Note that all rFatcor driving aids (traction control, anti-lock brake, etc) are off with the exception of invulnerability since its a waste of time to exit the track each time I hit the wall. Also, fuel use and tire wear were set at zero to avoid changing conditions for each successive lap.

Drag

Drag was handled in the same way as weight. Using the knowledge from the aero work done to get to this point, I assume that a reduction in drag of 15% was an upper limit of what could be achieved without impacting the baseline down force. An example would be adding fenders over the tires, this would reduce drag and likely increase overall down force. I applied the 15% reduction to the rFactor parameter BodyBaseDrag, which has the units of N/((m/s)^2). The results was a reduction from 0.5014 to 0.4262. Read more about aero analysis here...
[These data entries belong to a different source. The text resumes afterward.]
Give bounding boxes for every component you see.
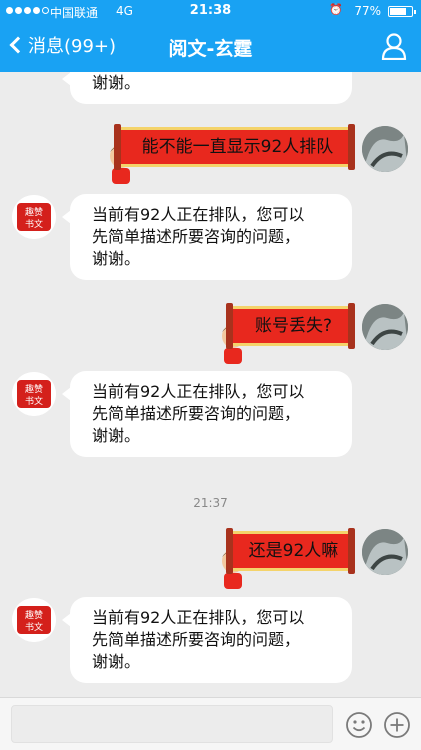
message-text: 账号丢失? [254,316,333,336]
message-bubble-received[interactable]: 当前有92人正在排队，您可以 先简单描述所要咨询的问题， 谢谢。 [62,371,352,457]
battery-icon [388,6,416,17]
message-bubble-sent[interactable]: 还是92人嘛 [226,528,355,574]
message-bubble-received[interactable]: 谢谢。 [62,72,352,104]
user-avatar[interactable] [362,304,408,350]
smiley-icon[interactable] [345,711,373,739]
message-text: 当前有92人正在排队，您可以 [92,205,305,224]
message-text: 先简单描述所要咨询的问题， [92,227,301,246]
message-text: 谢谢。 [92,652,141,671]
timestamp: 21:37 [193,496,228,510]
message-bubble-received[interactable]: 当前有92人正在排队，您可以 先简单描述所要咨询的问题， 谢谢。 [62,597,352,683]
message-bubble-sent[interactable]: 账号丢失? [226,303,355,349]
message-bubble-sent[interactable]: 能不能一直显示92人排队 [114,124,355,170]
message-input[interactable] [11,705,333,743]
status-bar: 中国联通 4G 21:38 ⏰ 77% [0,0,421,22]
message-text: 谢谢。 [92,426,141,445]
chat-area[interactable]: 谢谢。 能不能一直显示92人排队 趣赞 书文 当前有92人正在排队，您可以 先简… [0,72,421,697]
message-text: 谢谢。 [92,73,141,92]
service-avatar[interactable]: 趣赞 书文 [12,195,56,239]
svg-text:趣赞: 趣赞 [25,383,43,395]
service-avatar[interactable]: 趣赞 书文 [12,598,56,642]
svg-text:趣赞: 趣赞 [25,206,43,218]
battery-percent: 77% [354,4,381,18]
message-text: 先简单描述所要咨询的问题， [92,630,301,649]
page-title: 阅文-玄霆 [168,38,253,60]
message-text: 谢谢。 [92,249,141,268]
message-text: 当前有92人正在排队，您可以 [92,382,305,401]
header: 中国联通 4G 21:38 ⏰ 77% 消息(99+) 阅文-玄霆 [0,0,421,72]
alarm-icon: ⏰ [329,3,343,16]
message-text: 还是92人嘛 [248,541,339,561]
user-avatar[interactable] [362,529,408,575]
plus-circle-icon[interactable] [383,711,411,739]
input-bar [0,697,421,750]
message-text: 先简单描述所要咨询的问题， [92,404,301,423]
message-bubble-received[interactable]: 当前有92人正在排队，您可以 先简单描述所要咨询的问题， 谢谢。 [62,194,352,280]
service-avatar[interactable]: 趣赞 书文 [12,372,56,416]
message-text: 能不能一直显示92人排队 [141,137,334,157]
svg-text:趣赞: 趣赞 [25,609,43,621]
nav-bar: 消息(99+) 阅文-玄霆 [0,22,421,72]
message-text: 当前有92人正在排队，您可以 [92,608,305,627]
svg-text:书文: 书文 [25,218,43,230]
person-icon[interactable] [381,32,407,60]
svg-text:书文: 书文 [25,395,43,407]
user-avatar[interactable] [362,126,408,172]
svg-text:书文: 书文 [25,621,43,633]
The video to the right shows a short replay of the low weight model completing a section of the test track. In the top left of the screen you will find indicators for the pedal actuation percentages, a four quadrant acceleration graph, and some numerical information. Note that although I have not yet modeled the pilot and passenger graphics, I am driving the model, and the model weight includes both pilot and passenger. Further, unfortunately the paint job I gave the car (click here to see itdidn't not appear in the replay, so I still have some polishing work to do.

Results

The results show that the high down force and low weight models demonstrated the greatest improvement in lap time compared to the baseline. Although the high power model demonstrated amazing acceleration (2Gs exiting the pitlane at one point) it was very tricky to control at low speeds, especially in corners. Driver improvement, or traction control could improve the performance, and these will have to come later. As the saying goes, more power makes you faster in the straights, less weight makes you faster everywhere.

The low drag model did not show much improvement, likely since it only helps in high speed sections of the track.
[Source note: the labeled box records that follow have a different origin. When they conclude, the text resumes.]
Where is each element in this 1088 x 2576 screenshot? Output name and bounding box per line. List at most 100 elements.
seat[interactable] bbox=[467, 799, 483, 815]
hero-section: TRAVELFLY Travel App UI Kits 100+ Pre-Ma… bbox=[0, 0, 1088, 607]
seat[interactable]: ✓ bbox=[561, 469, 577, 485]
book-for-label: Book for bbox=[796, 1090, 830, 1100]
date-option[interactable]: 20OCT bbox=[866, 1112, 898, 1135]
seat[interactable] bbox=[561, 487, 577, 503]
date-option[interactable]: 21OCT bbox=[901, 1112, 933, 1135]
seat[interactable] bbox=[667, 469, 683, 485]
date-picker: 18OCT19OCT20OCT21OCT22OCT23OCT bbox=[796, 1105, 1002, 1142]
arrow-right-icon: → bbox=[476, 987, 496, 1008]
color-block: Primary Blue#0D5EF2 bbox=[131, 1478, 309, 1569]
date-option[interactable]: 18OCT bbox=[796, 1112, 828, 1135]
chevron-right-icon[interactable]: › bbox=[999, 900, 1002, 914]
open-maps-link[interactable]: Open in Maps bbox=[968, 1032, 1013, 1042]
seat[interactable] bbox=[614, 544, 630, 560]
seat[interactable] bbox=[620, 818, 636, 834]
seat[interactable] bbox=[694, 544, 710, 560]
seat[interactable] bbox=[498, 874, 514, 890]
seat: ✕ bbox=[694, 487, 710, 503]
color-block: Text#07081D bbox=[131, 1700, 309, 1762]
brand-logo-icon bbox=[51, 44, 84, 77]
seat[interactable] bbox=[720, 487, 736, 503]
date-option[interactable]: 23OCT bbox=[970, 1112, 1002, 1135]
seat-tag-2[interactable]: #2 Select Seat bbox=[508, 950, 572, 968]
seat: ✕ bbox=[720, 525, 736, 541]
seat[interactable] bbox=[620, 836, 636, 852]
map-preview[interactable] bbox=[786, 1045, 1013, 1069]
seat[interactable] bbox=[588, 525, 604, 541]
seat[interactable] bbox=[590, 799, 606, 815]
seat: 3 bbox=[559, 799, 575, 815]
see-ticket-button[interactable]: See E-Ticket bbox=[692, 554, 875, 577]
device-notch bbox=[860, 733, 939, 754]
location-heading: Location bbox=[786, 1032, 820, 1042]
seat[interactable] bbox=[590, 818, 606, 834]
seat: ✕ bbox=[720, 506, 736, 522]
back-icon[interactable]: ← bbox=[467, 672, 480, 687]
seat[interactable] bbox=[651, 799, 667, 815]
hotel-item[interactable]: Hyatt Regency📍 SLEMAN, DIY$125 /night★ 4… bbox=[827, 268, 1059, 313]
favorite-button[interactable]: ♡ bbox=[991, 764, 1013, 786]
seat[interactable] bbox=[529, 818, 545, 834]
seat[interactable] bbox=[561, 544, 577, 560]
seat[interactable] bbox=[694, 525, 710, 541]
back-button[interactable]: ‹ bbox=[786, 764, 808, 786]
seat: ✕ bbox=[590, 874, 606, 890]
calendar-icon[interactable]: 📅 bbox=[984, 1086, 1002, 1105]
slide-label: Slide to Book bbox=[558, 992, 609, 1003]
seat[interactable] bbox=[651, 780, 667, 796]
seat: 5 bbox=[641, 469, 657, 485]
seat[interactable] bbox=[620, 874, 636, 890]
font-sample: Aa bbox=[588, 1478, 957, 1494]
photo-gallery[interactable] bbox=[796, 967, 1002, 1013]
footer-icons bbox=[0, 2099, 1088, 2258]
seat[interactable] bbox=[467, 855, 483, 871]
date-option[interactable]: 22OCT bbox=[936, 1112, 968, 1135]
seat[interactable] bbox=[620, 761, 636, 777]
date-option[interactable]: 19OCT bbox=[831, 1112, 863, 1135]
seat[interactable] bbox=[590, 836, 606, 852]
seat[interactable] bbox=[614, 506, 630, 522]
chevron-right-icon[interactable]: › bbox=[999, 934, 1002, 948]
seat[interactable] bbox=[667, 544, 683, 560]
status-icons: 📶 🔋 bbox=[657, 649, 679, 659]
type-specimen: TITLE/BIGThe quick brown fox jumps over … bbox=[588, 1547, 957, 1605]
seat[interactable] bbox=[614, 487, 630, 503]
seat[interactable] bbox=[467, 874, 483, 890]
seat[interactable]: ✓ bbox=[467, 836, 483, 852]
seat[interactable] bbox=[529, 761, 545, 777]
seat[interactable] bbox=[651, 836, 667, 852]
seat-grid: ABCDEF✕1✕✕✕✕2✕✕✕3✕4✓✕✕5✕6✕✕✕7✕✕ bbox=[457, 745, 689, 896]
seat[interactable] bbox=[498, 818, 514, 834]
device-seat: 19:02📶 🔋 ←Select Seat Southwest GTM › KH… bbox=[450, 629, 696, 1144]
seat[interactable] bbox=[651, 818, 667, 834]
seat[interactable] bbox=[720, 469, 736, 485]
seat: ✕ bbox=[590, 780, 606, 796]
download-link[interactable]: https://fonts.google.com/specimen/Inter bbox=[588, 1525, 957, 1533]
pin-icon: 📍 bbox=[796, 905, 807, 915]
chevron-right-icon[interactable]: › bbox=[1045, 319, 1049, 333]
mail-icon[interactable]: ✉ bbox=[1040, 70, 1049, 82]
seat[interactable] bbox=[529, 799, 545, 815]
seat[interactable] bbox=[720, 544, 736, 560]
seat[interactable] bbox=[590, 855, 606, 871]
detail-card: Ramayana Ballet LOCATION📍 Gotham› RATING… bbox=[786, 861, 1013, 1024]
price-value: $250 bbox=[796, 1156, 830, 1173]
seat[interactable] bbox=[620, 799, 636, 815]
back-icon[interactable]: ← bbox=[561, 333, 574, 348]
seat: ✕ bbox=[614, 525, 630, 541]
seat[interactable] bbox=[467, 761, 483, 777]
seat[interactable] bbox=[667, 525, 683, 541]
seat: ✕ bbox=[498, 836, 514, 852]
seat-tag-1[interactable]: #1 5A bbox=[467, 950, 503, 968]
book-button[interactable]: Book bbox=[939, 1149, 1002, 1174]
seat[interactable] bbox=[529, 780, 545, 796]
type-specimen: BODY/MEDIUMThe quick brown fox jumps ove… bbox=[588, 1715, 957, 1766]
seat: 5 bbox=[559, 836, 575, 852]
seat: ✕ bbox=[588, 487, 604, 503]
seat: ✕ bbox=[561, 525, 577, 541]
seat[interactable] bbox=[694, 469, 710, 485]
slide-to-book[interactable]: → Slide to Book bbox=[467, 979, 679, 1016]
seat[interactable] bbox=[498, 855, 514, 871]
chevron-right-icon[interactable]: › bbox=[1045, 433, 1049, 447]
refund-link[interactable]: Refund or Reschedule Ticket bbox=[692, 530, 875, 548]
For interest sake, the average and top speeds of the baseline, high down force, and low weight model are shown below.

  • ​​Baseline; Ave. = 119 km/h; Top = 177km/h
  • High Down Force; Ave. = 125 km/h; Top = 158km/h
  • Low Weight; Ave. = 124km/h; Top = 183km/h

​​The top speed of the high down force model is low due to the greater drag coeff. Despite losing that time on the straight, it had massive gains in the corners, especially the high speed corners (see peak lateral below). This made the high down force model very forgiving.

The initial public release of the model will be low weight as a baseline, and include the engine power and down force upgrades, adding both engine and down force upgrades should make it pretty fun to drive.

Finally, shown below are the peak accelerations for the various models. The peaks were taken from data covering only the best lap completed by each model. I chose to take peaks from the best lap since that way I can be sure that I'm not looking at a peak that occurred during a maneuver which was not beneficial for overall lap time. For example, the car will experience a peak in lateral acceleration just before losing grip on a corner and spinning out (could also be braking), and as we all know, spinning out is not beneficial for lap time.